To address this, the research team used a velcro-like effect called avidity to strengthen these interactions, making them easier to study. “These advances are facilitating our understanding of the roles that Siglecs play in neurodegeneration and cancer,” added Macauley.
PhD candidate Emily Rodrigues, who is supported by an Alberta Innovates Graduate Student Scholarship, from the Macauley laboratory led the study.
“The tools were designed in a way that would make them compatible with many different methods of testing, including mass spectrometry,” explained Rodrigues. “This work, done with Professor John Klassen, opens up many new avenues for studying these receptors that were not previously possible.”
The research team applied these new tools to examine the sugars recognized by a protein called CD33, a protein previously studied by Macauley for its role in Alzheimer’s disease.
“Using these new tools, we were able to clarify the biochemical nature of the sugars recognized by CD33—which turned out to be more broad than previously believed,” explained Macauley. “Certain people in the population have a version of CD33 that can’t recognize sugars, and these individuals have a decreased probability of developing Alzheimer’s disease. The implications are that interactions between CD33 and sugars are detrimental. Ultimately, a better understanding of the sugars that CD33 recognizes could lead to a strategy for targeting CD33-sugar interactions as a way of treating the disease.”
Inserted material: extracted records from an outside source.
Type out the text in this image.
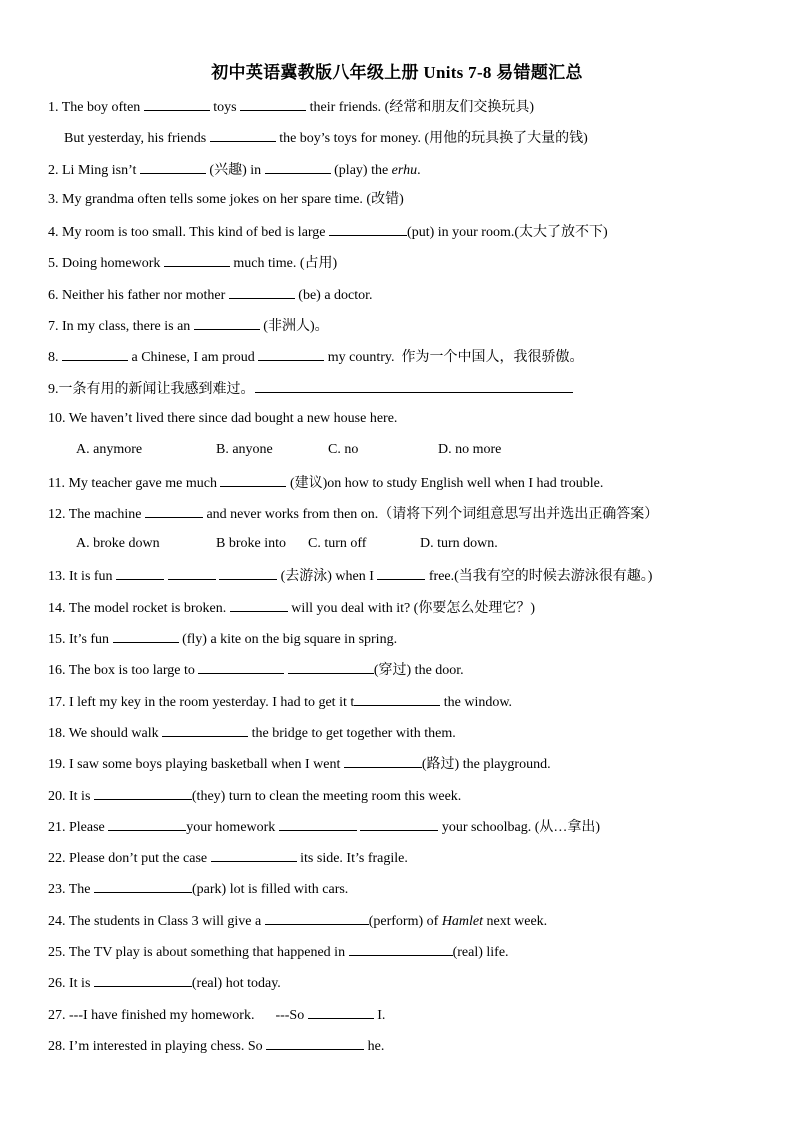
初中英语冀教版八年级上册 Units 7-8 易错题汇总
1. The boy often	toys	their friends. (经常和朋友们交换玩具)
But yesterday, his friends	the boy’s toys for money. (用他的玩具换了大量的钱)
2. Li Ming isn’t	(兴趣) in	(play) the erhu.
3. My grandma often tells some jokes on her spare time. (改错)
4. My room is too small. This kind of bed is large	(put) in your room.(太大了放不下)
5. Doing homework	much time. (占用)
6. Neither his father nor mother	(be) a doctor.
7. In my class, there is an	(非洲人)。
8.	a Chinese, I am proud	my country.  作为一个中国人，我很骄傲。
9.一条有用的新闻让我感到难过。
10. We haven’t lived there since dad bought a new house here.
A. anymore	B. anyone	C. no	D. no more
11. My teacher gave me much	(建议)on how to study English well when I had trouble.
12. The machine	and never works from then on.（请将下列个词组意思写出并选出正确答案）
A. broke down	B broke into C. turn off	D. turn down.
13. It is fun	(去游泳) when I	free.(当我有空的时候去游泳很有趣。)
14. The model rocket is broken.	will you deal with it? (你要怎么处理它？)
15. It’s fun	(fly) a kite on the big square in spring.
16. The box is too large to	(穿过) the door.
17. I left my key in the room yesterday. I had to get it t	the window.
18. We should walk	the bridge to get together with them.
19. I saw some boys playing basketball when I went	(路过) the playground.
20. It is	(they) turn to clean the meeting room this week.
21. Please	your homework	your schoolbag. (从…拿出)
22. Please don’t put the case	its side. It’s fragile.
23. The	(park) lot is filled with cars.
24. The students in Class 3 will give a	(perform) of Hamlet next week.
25. The TV play is about something that happened in	(real) life.
26. It is	(real) hot today.
27. ---I have finished my homework.      ---So	I.
28. I’m interested in playing chess. So	he.
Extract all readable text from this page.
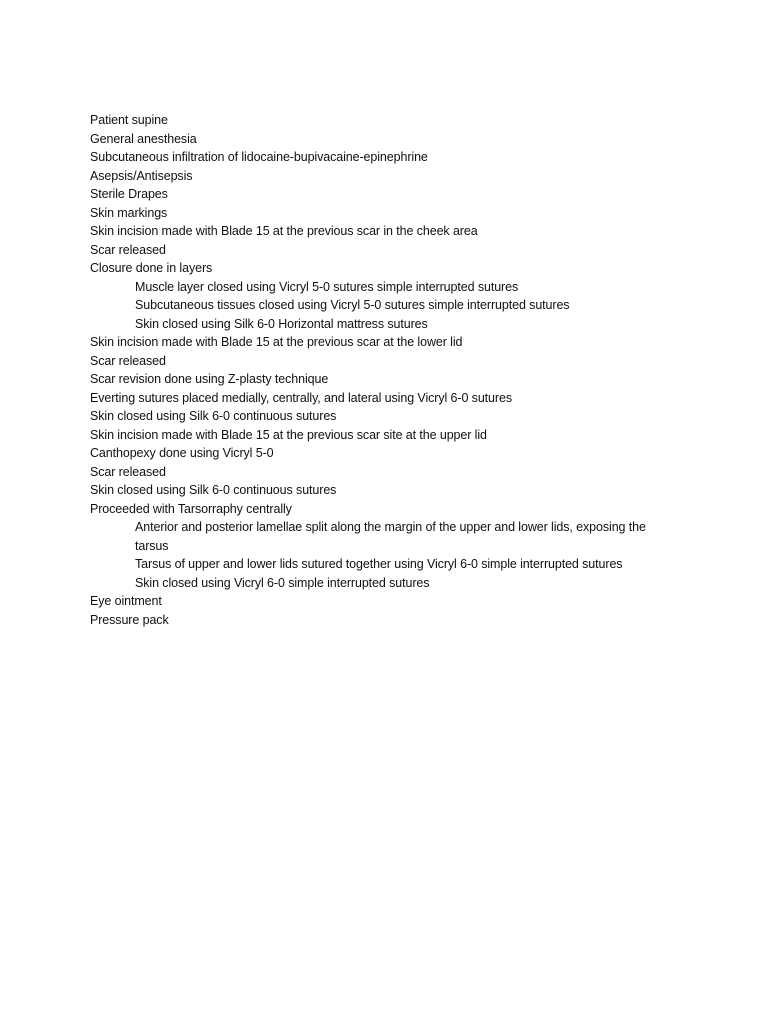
Patient supine
General anesthesia
Subcutaneous infiltration of lidocaine-bupivacaine-epinephrine
Asepsis/Antisepsis
Sterile Drapes
Skin markings
Skin incision made with Blade 15 at the previous scar in the cheek area
Scar released
Closure done in layers
Muscle layer closed using Vicryl 5-0 sutures simple interrupted sutures
Subcutaneous tissues closed using Vicryl 5-0 sutures simple interrupted sutures
Skin closed using Silk 6-0 Horizontal mattress sutures
Skin incision made with Blade 15 at the previous scar at the lower lid
Scar released
Scar revision done using Z-plasty technique
Everting sutures placed medially, centrally, and lateral using Vicryl 6-0 sutures
Skin closed using Silk 6-0 continuous sutures
Skin incision made with Blade 15 at the previous scar site at the upper lid
Canthopexy done using Vicryl 5-0
Scar released
Skin closed using Silk 6-0 continuous sutures
Proceeded with Tarsorraphy centrally
Anterior and posterior lamellae split along the margin of the upper and lower lids, exposing the tarsus
Tarsus of upper and lower lids sutured together using Vicryl 6-0 simple interrupted sutures
Skin closed using Vicryl 6-0 simple interrupted sutures
Eye ointment
Pressure pack
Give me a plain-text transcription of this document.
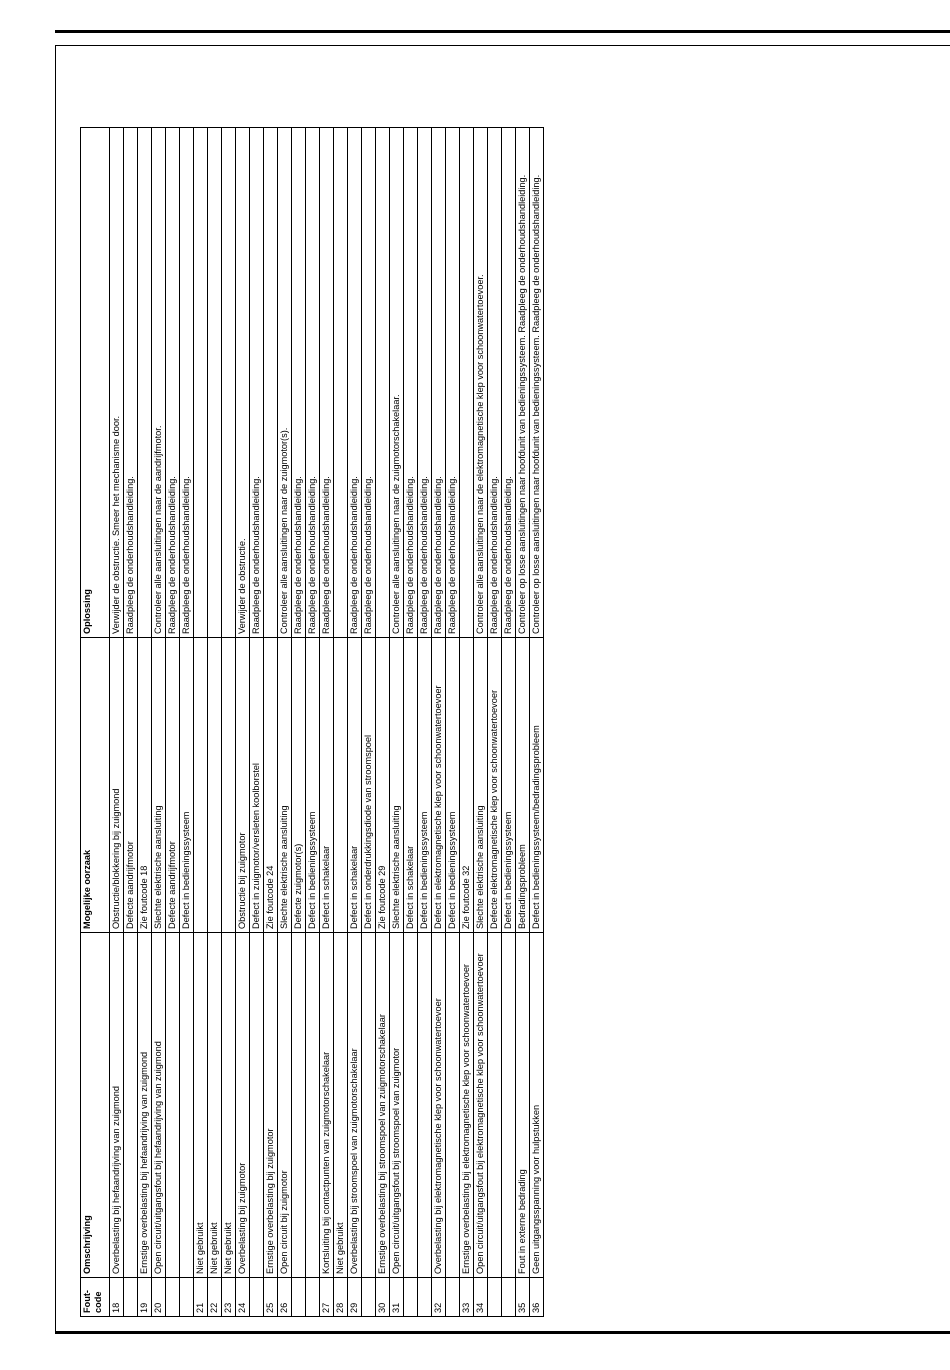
Fout-code	Omschrijving	Mogelijke oorzaak	Oplossing
18	Overbelasting bij hefaandrijving van zuigmond	Obstructie/blokkering bij zuigmond	Verwijder de obstructie. Smeer het mechanisme door.
		Defecte aandrijfmotor	Raadpleeg de onderhoudshandleiding.
19	Ernstige overbelasting bij hefaandrijving van zuigmond	Zie foutcode 18	
20	Open circuit/uitgangsfout bij hefaandrijving van zuigmond	Slechte elektrische aansluiting	Controleer alle aansluitingen naar de aandrijfmotor.
		Defecte aandrijfmotor	Raadpleeg de onderhoudshandleiding.
		Defect in bedieningssysteem	Raadpleeg de onderhoudshandleiding.
21	Niet gebruikt		
22	Niet gebruikt		
23	Niet gebruikt		
24	Overbelasting bij zuigmotor	Obstructie bij zuigmotor	Verwijder de obstructie.
		Defect in zuigmotor/versleten koolborstel	Raadpleeg de onderhoudshandleiding.
25	Ernstige overbelasting bij zuigmotor	Zie foutcode 24	
26	Open circuit bij zuigmotor	Slechte elektrische aansluiting	Controleer alle aansluitingen naar de zuigmotor(s).
		Defecte zuigmotor(s)	Raadpleeg de onderhoudshandleiding.
		Defect in bedieningssysteem	Raadpleeg de onderhoudshandleiding.
27	Kortsluiting bij contactpunten van zuigmotorschakelaar	Defect in schakelaar	Raadpleeg de onderhoudshandleiding.
28	Niet gebruikt		
29	Overbelasting bij stroomspoel van zuigmotorschakelaar	Defect in schakelaar	Raadpleeg de onderhoudshandleiding.
		Defect in onderdrukkingsdiode van stroomspoel	Raadpleeg de onderhoudshandleiding.
30	Ernstige overbelasting bij stroomspoel van zuigmotorschakelaar	Zie foutcode 29	
31	Open circuit/uitgangsfout bij stroomspoel van zuigmotor	Slechte elektrische aansluiting	Controleer alle aansluitingen naar de zuigmotorschakelaar.
		Defect in schakelaar	Raadpleeg de onderhoudshandleiding.
		Defect in bedieningssysteem	Raadpleeg de onderhoudshandleiding.
32	Overbelasting bij elektromagnetische klep voor schoonwatertoevoer	Defect in elektromagnetische klep voor schoonwatertoevoer	Raadpleeg de onderhoudshandleiding.
		Defect in bedieningssysteem	Raadpleeg de onderhoudshandleiding.
33	Ernstige overbelasting bij elektromagnetische klep voor schoonwatertoevoer	Zie foutcode 32	
34	Open circuit/uitgangsfout bij elektromagnetische klep voor schoonwatertoevoer	Slechte elektrische aansluiting	Controleer alle aansluitingen naar de elektromagnetische klep voor schoonwatertoevoer.
		Defecte elektromagnetische klep voor schoonwatertoevoer	Raadpleeg de onderhoudshandleiding.
		Defect in bedieningssysteem	Raadpleeg de onderhoudshandleiding.
35	Fout in externe bedrading	Bedradingsprobleem	Controleer op losse aansluitingen naar hoofdunit van bedieningssysteem. Raadpleeg de onderhoudshandleiding.
36	Geen uitgangsspanning voor hulpstukken	Defect in bedieningssysteem/bedradingsprobleem	Controleer op losse aansluitingen naar hoofdunit van bedieningssysteem. Raadpleeg de onderhoudshandleiding.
This project is funded by the Natural Sciences and Engineering Research Council of Canada (NSERC), GlycoNet, and Alberta Innovates.
The first paper, “A Versatile Soluble Siglec Scaffold for Sensitive and Quantitative Detection of Glycan Ligands,” was published in Nature Communications(doi: 10.1038/s41467-020-18907-6). The second paper, “Mass Spectrometry-based Shotgun Glycomics for Discovery of Natural Ligands of Glycan-binding Proteins” was published in Analytical Chemistry (doi: 10.1021/acs.analchem.0c02931).